Cloud integration: shining a light on dark data

In today’s world, good use of business data can result in growing revenue. Yet, for many businesses, this opportunity remains completely untapped. By Simon, VP of Domo EMEA.

  • 3 years ago Posted in

For most, cloud environments such as data lakes and data warehouses are not new concepts—on average, 60% of data lives in a data warehouse with the other 40% living as dark data. The catalyst? Users without access to live data take it offline and run analysis locally, removing control and visibility from the rest of the business (e.g., spreadsheets or forecasting documents), creating an additional knock-on effect of data governance.

The key to overcoming these barriers is to move and shape the vast volumes of data into one centralised location, creating one source of truth. This allows businesses to extract insight, helping inform business decisions at speed, as recently shown by ESPN.

The nature of sports broadcasting is competitive in itself. User experience is paramount to avoid subscriber churn. ESPN needed a way to quickly aggregate customer comments to spot emerging issues with ESPN access and identify which services were affected. This was initially a slow process as there was a lack of visibility into existing activity, which was holding back any decisions that would improve the experience. For example, ESPN would need to refer to reports made after a sporting event, usually provided via PowerPoints and Excel documents, sometimes taking weeks or months to create. It was only from there that decisions could be made on how to improve based on customer feedback.
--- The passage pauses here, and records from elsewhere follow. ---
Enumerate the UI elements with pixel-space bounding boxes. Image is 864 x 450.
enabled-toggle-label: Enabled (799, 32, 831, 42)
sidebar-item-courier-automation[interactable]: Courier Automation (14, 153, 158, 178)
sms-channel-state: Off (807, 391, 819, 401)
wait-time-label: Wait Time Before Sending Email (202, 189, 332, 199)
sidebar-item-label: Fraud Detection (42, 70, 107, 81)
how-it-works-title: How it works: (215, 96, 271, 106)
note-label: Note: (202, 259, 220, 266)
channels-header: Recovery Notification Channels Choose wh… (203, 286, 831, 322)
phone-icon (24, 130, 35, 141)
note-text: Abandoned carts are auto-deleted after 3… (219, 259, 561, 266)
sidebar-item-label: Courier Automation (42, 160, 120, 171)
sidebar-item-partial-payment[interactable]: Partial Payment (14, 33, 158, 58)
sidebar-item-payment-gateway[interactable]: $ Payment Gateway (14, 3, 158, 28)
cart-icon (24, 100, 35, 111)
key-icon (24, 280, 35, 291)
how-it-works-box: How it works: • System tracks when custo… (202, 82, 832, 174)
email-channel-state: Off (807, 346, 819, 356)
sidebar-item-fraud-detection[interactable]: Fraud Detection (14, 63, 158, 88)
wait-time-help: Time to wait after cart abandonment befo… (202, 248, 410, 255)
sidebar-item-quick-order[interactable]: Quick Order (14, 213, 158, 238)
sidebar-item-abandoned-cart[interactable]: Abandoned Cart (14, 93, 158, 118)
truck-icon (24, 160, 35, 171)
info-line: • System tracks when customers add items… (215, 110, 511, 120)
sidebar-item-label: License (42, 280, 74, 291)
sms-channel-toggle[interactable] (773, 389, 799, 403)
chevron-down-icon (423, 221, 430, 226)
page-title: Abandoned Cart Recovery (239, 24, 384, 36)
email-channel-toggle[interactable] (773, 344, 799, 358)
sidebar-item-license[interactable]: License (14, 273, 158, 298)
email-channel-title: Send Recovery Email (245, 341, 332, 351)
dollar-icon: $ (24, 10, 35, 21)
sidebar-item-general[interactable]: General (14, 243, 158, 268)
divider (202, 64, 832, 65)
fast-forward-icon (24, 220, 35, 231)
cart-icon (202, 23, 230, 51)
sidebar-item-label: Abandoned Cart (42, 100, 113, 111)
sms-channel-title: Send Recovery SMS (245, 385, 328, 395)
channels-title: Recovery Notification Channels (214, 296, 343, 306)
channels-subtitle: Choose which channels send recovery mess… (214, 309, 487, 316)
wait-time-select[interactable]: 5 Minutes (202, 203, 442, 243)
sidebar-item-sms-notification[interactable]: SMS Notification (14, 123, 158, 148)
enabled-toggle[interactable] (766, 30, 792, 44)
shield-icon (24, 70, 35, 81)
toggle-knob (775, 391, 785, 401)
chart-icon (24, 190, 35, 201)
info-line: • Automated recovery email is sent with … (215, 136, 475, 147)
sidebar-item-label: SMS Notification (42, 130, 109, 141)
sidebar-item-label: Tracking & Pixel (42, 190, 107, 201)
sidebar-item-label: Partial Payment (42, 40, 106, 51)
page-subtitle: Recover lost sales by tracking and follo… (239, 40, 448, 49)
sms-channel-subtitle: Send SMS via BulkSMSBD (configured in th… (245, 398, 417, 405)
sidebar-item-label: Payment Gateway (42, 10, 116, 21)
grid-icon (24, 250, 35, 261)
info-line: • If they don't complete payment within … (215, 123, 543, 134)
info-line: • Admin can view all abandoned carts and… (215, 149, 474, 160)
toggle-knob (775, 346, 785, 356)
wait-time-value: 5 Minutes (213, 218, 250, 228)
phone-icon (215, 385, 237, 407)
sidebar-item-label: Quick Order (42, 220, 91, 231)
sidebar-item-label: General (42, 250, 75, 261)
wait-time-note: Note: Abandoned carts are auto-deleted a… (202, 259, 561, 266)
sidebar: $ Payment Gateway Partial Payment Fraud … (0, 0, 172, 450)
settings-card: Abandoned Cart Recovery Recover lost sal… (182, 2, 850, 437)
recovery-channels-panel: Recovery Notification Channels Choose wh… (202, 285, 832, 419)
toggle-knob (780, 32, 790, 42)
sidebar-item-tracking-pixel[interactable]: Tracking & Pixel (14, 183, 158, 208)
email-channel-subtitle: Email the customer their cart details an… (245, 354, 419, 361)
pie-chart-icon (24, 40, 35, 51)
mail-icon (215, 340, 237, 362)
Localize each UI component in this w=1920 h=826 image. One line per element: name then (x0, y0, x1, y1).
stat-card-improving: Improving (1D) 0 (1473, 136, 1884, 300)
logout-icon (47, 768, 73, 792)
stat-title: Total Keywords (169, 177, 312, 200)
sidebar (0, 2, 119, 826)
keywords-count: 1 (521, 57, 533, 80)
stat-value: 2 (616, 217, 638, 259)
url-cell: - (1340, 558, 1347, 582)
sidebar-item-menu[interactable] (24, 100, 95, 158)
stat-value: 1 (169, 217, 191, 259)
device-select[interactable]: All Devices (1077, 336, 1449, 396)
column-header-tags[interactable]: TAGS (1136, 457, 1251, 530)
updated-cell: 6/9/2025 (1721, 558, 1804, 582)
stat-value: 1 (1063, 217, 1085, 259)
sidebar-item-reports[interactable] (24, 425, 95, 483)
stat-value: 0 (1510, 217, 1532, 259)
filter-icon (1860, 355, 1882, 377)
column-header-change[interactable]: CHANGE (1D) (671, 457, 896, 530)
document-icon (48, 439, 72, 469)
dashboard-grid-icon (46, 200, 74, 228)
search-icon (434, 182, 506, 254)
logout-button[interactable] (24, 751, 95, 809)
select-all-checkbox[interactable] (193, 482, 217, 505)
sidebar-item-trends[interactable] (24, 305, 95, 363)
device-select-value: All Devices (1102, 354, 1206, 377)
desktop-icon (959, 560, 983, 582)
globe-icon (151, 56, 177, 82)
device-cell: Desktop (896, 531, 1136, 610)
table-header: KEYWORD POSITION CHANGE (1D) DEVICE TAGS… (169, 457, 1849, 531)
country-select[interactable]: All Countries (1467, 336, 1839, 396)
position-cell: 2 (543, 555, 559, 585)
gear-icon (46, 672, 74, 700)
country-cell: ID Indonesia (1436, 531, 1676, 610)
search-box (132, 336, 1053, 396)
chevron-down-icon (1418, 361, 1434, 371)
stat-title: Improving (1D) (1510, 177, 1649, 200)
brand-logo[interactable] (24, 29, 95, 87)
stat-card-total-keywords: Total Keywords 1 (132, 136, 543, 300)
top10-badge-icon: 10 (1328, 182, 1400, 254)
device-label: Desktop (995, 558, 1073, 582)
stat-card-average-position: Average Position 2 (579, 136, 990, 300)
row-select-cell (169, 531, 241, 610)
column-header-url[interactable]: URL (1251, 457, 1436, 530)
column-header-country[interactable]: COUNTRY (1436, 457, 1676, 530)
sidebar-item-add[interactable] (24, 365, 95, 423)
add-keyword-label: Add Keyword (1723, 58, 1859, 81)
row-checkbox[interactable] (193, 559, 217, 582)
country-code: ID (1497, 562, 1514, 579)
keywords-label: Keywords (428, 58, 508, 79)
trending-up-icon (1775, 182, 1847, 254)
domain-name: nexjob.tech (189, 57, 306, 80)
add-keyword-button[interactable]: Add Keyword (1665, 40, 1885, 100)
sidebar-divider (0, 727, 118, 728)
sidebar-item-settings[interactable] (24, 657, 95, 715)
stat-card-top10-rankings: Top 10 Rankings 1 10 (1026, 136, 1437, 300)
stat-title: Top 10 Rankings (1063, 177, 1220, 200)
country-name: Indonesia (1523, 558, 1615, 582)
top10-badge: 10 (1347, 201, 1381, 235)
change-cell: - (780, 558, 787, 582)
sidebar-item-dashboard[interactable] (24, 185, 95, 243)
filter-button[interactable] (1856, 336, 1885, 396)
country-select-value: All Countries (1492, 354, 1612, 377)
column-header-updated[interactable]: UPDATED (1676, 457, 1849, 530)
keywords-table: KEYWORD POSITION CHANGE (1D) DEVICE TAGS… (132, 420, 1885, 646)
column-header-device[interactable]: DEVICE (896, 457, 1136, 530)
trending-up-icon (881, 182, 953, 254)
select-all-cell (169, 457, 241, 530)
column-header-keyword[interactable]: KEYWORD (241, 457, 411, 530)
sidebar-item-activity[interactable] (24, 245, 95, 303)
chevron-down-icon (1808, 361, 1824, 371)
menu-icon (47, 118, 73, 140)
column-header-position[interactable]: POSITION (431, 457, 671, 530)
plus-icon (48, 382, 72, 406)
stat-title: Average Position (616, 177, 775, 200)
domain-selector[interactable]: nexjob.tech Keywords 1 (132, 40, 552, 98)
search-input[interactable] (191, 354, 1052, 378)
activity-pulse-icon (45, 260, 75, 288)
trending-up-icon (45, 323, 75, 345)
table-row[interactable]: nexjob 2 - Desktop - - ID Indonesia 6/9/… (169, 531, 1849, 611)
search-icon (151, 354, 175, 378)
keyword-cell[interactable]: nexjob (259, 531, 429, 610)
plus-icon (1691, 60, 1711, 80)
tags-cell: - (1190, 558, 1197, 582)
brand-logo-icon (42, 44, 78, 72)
ESPN took it upon itself to streamline this process, knowing that online viewing of sporting events is only going one way. It knew it was crucial to provide customer service in real-time, utilising call center activity and social media platforms to monitor fan interaction. To do this, Domo and RXA developed and deployed a solution capable of extracting keywords and information, analyzing sentiment, and summarizing everything that’s been pulled from various channels for sharing with ESPN’s customer care teams. To further aid viewers, ESPN now pushes out notifications through AI chatbots, FAQ alerts, and live-site announcements. As a result of these efforts, over the 12 months ending March 7, 2020, customer satisfaction was up by 9%, and customer self-service by 200%.

So how can your business get there?

The first part of this process is to determine where the ‘dark data’ resides. Dark data takes shape in many forms, from offline excel spreadsheets to Salesforce pipelines to monthly profit and loss statements. Gaining insights from this segregated or siloed data can take hours, if not weeks, of data analysis and reporting. Senior leads will often call upon departments to produce these reports individually before dissecting it and finding common themes to inform their next steps. This process is slow and naturally affects consistency across the business, as many departments find themselves singing from different hymn sheets.

The solution is to integrate and automate how people see data across the business, providing one consistent line of truth for all departments. This integration happens by plugging all ‘dark’ siloed data platforms into one data visualization platform. At ClearScore, this process helped the data analyst teaming more efficiency field questions like “how much

money we made yesterday” or “how many users we signed up last week.” This shift in data management allowed its team to move away from time-intensive reporting toward larger data science initiatives that have an impact on the bottom line, such as building credit risk or eligibility models in developing markets.

Democratising dark data and hosting it under one roof allows all departments to foster a culture where decision-making happens without going through IT support. Business leaders should focus on driving this behavior change, helping department leads innovate in how their teams are deployed and operate, using live data as a tool for creative and impactful decision making.

While democratising data is crucial, certain datasets may need to be governed or only seen by certain team members. However, data integration in the cloud doesn’t mean losing control, as each user of the central platform can be assigned a role or attribute—meaning they have certain access levels from the moment they log in.

An example of this is Domo’s Dynamic Personalized Data Policies (PDP), which makes it possible to create policies based on user attributes instead of individuals. This tool allows a business to scale policies with growth without editing entitlement policies. Business can take scaling a step further through augmenting built-in roles to maintain governance policies, which still champions the use of one unified platform and ensures only certain members can export and share data.

Whether it be shielding the IT team from endless data requests or activating chatbots via AI to speak with your customers, the possibilities of uncovering and using dark data are endless. Once a data-driven culture is created across your business, you are only bound by the creative use of its application.